One of the most-watched projections for peak shopping season is in: Holiday sales in the US are expected to be "healthy" in 2022, even as growth slows from pandemic-era records, according to a new forecast from the trade association for retailers.
The news: Holiday retail sales are projected to grow 6-8% on an annual basis in 2022, according to a forecast from the National Retail Federation. That would put spending between Nov. 1 and Dec. 31 between $942.6 billion and $960.4 billion.
This year's pre-holiday picture of the consumer economy is being shaped by inflation and the Federal Reserve's efforts to cool demand. However, retail sales have held up in the months leading up to the high shopping season, and NRF expects that trend to continue.
“While consumers are feeling the pressure of inflation and higher prices, and while there is continued stratification with consumer spending and behavior among households at different income levels, consumers remain resilient and continue to engage in commerce,” NRF President and CEO Matthew Shay said. “In the face of these challenges, many households will supplement spending with savings and credit to provide a cushion and result in a positive holiday season.”
Below are more takeaways from the forecast, which factors in a range of economic factors, from consumer spending and disposable income to employment and weather. It excludes spending at automobile dealers, gasoline stations and restaurants.
The growth would slow from last year. In 2021, holiday sales grew 13.5% over 2020 and totaled $889.3 billion. That broke records at a time when goods were in high demand. This followed 2020, which had set the record in itself with a 9.3% increase. The average increase over the last 10 years is 4.9%.
While sales growth outpace inflation? This year’s holiday season arrives at a time of 40-year-high inflation. So, when it comes to calculating growth, the question is whether spending totals will outpace the rise in prices. Based on NRF's measure, this forecast would put growth of spending slightly ahead of price increases. In September, the measure of inflation from the US Bureau of Economic Analysis’ personal consumption expenditures (PCE) price index that drops out categories like energy and auto sales was running at a 4-5% increase year-over-year, according to NRF Chief Economist Jack Kleinhenz. So 6-8% growth would be ahead of that. Other inflation rates are more in the range of the forecast. The Consumer Price Index's core measure showed a 6.6% increase in September. While these rates may vary, a clearer answer may lie in whether the volume of goods purchased rises, alongside price.
NRF's forecast is in the range of growth in retail sales over recent months. According to the NRF’s own calculation, which backs out sales of gas, cars and restaurants to focus on core categories, retail sales rose 7.2% year-over-year in September.
It’s also in line with other forecasts. A group of initial holiday season forecasts released in September had similar ranges, even if NRF was slightly more optimistic by suggesting the potential for 8% growth. Deloitte's range is 4-6%, AlixPartners expects 4-7% growth, while MasterCard projects 7.1%. Bain & Co. expects 7.5% growth.
NRF's measure of holiday sales growth. (Courtesy photo)
Ecommerce is expected to outpace overall retail sales. Online and non-store sales are expected to grow 10-12% during the holidays, which would net $262.8 billion-$267.6 billion. Ecommerce grew its profile among consumers during the pandemic, and will “remain important,” even as consumers return to in-store shopping in more numbers this year.

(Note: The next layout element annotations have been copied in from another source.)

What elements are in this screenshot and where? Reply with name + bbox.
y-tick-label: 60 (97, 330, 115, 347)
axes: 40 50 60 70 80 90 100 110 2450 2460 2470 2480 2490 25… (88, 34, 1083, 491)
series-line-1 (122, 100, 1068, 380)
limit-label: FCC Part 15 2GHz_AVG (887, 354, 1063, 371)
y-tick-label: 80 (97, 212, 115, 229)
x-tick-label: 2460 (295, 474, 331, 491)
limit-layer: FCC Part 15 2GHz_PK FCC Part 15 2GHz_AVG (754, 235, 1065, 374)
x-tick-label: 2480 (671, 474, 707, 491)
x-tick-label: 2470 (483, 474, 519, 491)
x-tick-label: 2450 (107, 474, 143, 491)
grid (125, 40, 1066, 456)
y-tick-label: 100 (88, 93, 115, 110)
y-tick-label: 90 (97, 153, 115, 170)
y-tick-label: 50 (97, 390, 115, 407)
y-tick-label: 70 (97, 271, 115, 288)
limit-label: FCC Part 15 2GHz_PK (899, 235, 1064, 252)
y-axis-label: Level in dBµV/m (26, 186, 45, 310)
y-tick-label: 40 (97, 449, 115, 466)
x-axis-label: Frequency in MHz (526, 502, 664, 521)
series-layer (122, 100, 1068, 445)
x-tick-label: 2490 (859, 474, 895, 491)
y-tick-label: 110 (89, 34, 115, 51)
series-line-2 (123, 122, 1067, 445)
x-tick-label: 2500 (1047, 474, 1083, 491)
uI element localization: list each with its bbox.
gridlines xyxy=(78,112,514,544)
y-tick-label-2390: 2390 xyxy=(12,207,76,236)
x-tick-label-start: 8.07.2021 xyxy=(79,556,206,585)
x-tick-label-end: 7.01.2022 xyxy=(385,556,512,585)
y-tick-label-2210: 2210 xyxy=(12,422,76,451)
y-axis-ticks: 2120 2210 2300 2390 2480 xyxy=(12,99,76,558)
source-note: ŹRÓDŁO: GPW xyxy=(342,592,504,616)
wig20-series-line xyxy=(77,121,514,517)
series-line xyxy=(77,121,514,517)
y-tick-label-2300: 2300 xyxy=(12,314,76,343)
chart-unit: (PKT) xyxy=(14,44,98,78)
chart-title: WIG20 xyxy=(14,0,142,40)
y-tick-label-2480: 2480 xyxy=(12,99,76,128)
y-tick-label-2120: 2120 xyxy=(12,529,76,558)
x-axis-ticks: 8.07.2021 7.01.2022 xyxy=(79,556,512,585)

Holiday deals started earlier. The time range of the forecast means it doesn’t account for all of the holiday sales this year. Amazon, Walmart, Target and Wayfair all ran early holiday deals events during October, signaling a push to capture those consumers spreading out their purchases. “While this may result in some sales being pulled forward, we expect to see continued deals and promotions throughout the remaining months,” said Kleinhenz.
Here are several more economic trends shaping this year’s holiday spending:
A strong labor market. A continuing tight labor market has been a head-scratcher for the Federal Reserve as it seeks to bring down inflation, but it’s a boon for retail spending. Jobs numbers for October released Friday by the Labor Department showed the economy continues to create new jobs, and the unemployment rate still at a historically low 3.7% despite moving higher. Wages grew 4.7% from a year ago. The income stability offered by the robust job market will carry over to gifts and personal purchases, Kleinhenz said.
Household stratification. Inflation is affecting households differently. Higher-income and middle-income households are continuing to spend. But lower income households are “feeling the pinch,” in being able to afford gas, groceries, and other everyday essentials, said Shay. With discretionary spending more limited as the costs of gas and food are up, people are also looking for discounts.
Savings and credit. While inflation is bringing challenges, consumers still have savings built up from the pandemic to spend on holiday gifts. NRF expects many will also turn to credit to fund purchases, which will in turn buoy spending.